Fitc conjugated anti mouse c3 antibody

To determine the proteinuria level, the urine of mice with the indicated genotype was collected and tested using the urine strip at specified time points (Macherey-Nagel). The proteinuria index was as follows: 0 for 0 mg/dL, 1 for 0-30 mg/dL, 2 for 30 mg/dL, 3 for 30-100 mg/dL, 4 for 100 mg/dL, 5 for 100-500 mg/dL, and 6 for values greater than 500 mg/dL.

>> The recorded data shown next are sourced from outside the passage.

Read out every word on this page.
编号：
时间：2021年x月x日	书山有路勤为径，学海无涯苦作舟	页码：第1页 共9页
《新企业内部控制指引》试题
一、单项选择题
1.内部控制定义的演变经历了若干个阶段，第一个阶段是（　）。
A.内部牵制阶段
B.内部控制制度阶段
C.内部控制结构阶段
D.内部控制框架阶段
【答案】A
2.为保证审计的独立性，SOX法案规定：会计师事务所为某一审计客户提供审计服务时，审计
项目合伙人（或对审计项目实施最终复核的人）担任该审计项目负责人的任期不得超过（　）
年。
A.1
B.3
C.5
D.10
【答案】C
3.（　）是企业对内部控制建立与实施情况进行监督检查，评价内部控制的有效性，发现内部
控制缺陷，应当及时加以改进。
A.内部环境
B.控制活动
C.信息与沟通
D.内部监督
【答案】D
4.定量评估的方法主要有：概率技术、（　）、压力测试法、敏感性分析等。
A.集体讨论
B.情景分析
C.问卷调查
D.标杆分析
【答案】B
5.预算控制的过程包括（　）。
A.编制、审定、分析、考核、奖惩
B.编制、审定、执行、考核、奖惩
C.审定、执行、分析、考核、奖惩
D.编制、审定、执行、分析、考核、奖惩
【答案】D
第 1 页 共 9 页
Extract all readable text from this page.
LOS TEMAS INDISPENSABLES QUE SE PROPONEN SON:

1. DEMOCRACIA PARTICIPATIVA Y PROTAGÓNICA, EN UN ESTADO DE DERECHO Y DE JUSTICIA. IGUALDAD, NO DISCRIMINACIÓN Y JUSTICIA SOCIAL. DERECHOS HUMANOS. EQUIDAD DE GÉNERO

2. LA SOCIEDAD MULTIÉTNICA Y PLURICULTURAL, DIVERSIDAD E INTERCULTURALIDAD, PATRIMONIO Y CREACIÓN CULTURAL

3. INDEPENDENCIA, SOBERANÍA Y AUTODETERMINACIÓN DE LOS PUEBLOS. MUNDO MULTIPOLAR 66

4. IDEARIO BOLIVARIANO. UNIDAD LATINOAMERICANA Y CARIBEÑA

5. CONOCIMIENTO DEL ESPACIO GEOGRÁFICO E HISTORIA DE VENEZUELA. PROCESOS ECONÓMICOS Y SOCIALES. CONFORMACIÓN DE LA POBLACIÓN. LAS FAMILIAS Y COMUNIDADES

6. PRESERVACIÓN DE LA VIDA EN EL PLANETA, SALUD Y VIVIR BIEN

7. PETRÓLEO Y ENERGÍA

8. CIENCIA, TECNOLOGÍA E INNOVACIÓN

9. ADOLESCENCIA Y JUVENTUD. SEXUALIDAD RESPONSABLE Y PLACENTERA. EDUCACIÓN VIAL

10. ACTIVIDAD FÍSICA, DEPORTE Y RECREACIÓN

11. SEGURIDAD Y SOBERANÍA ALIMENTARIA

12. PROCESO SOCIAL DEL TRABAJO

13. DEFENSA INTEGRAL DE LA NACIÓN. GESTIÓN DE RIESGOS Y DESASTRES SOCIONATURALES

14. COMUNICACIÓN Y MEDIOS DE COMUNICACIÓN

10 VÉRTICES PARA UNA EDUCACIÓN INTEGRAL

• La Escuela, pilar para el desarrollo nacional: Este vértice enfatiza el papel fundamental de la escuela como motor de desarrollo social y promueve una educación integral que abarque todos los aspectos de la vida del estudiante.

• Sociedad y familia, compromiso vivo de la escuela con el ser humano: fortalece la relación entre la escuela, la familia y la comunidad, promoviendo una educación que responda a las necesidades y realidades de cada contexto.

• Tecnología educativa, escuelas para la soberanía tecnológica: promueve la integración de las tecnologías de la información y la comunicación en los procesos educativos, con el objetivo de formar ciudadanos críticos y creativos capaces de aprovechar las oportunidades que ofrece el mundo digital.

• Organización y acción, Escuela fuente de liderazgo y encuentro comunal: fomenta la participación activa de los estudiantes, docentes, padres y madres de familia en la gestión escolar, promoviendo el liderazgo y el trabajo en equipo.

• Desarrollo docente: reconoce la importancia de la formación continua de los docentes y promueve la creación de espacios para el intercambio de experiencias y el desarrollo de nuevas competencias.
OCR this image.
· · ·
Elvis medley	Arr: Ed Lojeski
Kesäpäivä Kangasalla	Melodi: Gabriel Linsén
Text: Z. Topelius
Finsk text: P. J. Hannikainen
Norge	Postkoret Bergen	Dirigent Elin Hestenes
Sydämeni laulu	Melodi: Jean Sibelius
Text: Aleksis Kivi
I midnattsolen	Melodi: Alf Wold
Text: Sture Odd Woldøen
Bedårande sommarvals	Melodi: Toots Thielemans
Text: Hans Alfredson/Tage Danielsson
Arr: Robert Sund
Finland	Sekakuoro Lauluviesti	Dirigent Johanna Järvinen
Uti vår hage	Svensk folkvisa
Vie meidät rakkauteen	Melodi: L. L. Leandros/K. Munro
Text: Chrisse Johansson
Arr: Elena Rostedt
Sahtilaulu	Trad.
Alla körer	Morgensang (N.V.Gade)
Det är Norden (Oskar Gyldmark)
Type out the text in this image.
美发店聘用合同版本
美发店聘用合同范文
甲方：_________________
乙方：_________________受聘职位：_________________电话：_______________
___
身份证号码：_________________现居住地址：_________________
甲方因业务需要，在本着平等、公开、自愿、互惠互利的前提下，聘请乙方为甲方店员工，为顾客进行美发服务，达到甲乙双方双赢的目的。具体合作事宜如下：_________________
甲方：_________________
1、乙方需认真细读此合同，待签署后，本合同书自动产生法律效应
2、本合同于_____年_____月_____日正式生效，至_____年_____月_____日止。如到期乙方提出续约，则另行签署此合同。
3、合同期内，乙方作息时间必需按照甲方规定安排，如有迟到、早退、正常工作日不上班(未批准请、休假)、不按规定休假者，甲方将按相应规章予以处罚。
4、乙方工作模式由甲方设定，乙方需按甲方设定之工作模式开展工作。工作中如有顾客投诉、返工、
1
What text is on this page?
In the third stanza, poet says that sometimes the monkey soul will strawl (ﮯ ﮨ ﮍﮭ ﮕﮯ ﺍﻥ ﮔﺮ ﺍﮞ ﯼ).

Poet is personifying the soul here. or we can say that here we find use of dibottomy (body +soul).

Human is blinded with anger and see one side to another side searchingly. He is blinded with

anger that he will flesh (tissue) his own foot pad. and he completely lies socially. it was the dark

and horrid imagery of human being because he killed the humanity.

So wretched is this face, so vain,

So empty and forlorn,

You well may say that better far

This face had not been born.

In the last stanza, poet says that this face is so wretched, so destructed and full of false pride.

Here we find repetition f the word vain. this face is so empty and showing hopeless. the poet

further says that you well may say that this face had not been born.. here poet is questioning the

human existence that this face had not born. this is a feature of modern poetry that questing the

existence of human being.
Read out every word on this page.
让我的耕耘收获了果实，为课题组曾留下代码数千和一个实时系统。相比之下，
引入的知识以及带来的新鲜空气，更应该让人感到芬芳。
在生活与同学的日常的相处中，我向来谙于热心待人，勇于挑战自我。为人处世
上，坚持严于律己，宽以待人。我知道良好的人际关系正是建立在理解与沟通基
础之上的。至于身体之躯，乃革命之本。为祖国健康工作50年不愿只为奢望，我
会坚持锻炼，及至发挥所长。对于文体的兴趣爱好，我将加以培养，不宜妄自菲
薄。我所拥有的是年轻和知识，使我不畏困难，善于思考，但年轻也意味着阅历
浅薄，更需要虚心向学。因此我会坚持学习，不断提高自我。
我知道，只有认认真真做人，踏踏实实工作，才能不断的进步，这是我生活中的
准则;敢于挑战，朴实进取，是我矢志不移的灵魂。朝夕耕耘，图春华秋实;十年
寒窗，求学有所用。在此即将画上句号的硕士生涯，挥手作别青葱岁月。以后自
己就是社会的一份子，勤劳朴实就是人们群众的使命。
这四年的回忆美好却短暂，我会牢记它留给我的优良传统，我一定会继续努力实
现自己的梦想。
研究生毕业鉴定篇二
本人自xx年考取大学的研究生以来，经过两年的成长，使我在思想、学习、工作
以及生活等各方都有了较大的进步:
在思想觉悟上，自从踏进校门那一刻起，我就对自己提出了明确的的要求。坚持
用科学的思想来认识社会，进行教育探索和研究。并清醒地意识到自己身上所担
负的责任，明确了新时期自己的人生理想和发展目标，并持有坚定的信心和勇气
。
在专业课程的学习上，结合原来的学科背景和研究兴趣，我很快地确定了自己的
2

Mouse kidneys were excised and embedded in the optimum cutting temperature (OCT) compound after being euthanized and were serially cut into 7 μm thick sections. The frozen kidney sections were fixed with precooled acetone (-20°C) at room temperature and then stained with the FITC-conjugated anti-mouse IgG antibody (Jackson ImmunoResearch) and the FITC-conjugated anti-mouse C3 antibody (MP Biomedical). Images were taken at 200× magnification using a fluorescence microscope. We analyzed the fluorescence intensity in each glomerulus using the ImageJ software (at least 25 glomeruli were analyzed per mice). The paraffin-embedded kidney sections were stained with periodic acid-Schiff (PAS) by NTUCM Laboratory Animal Center (Taipei, Taiwan). The 400-fold images were taken, and the percentage and total intensity of the PAS-positive area in the individual glomerulus were analyzed by ImageJ software (at least 20 glomeruli/mouse were analyzed). The PAS staining score was calculated by percentage (0 to 100) × total intensity/100000.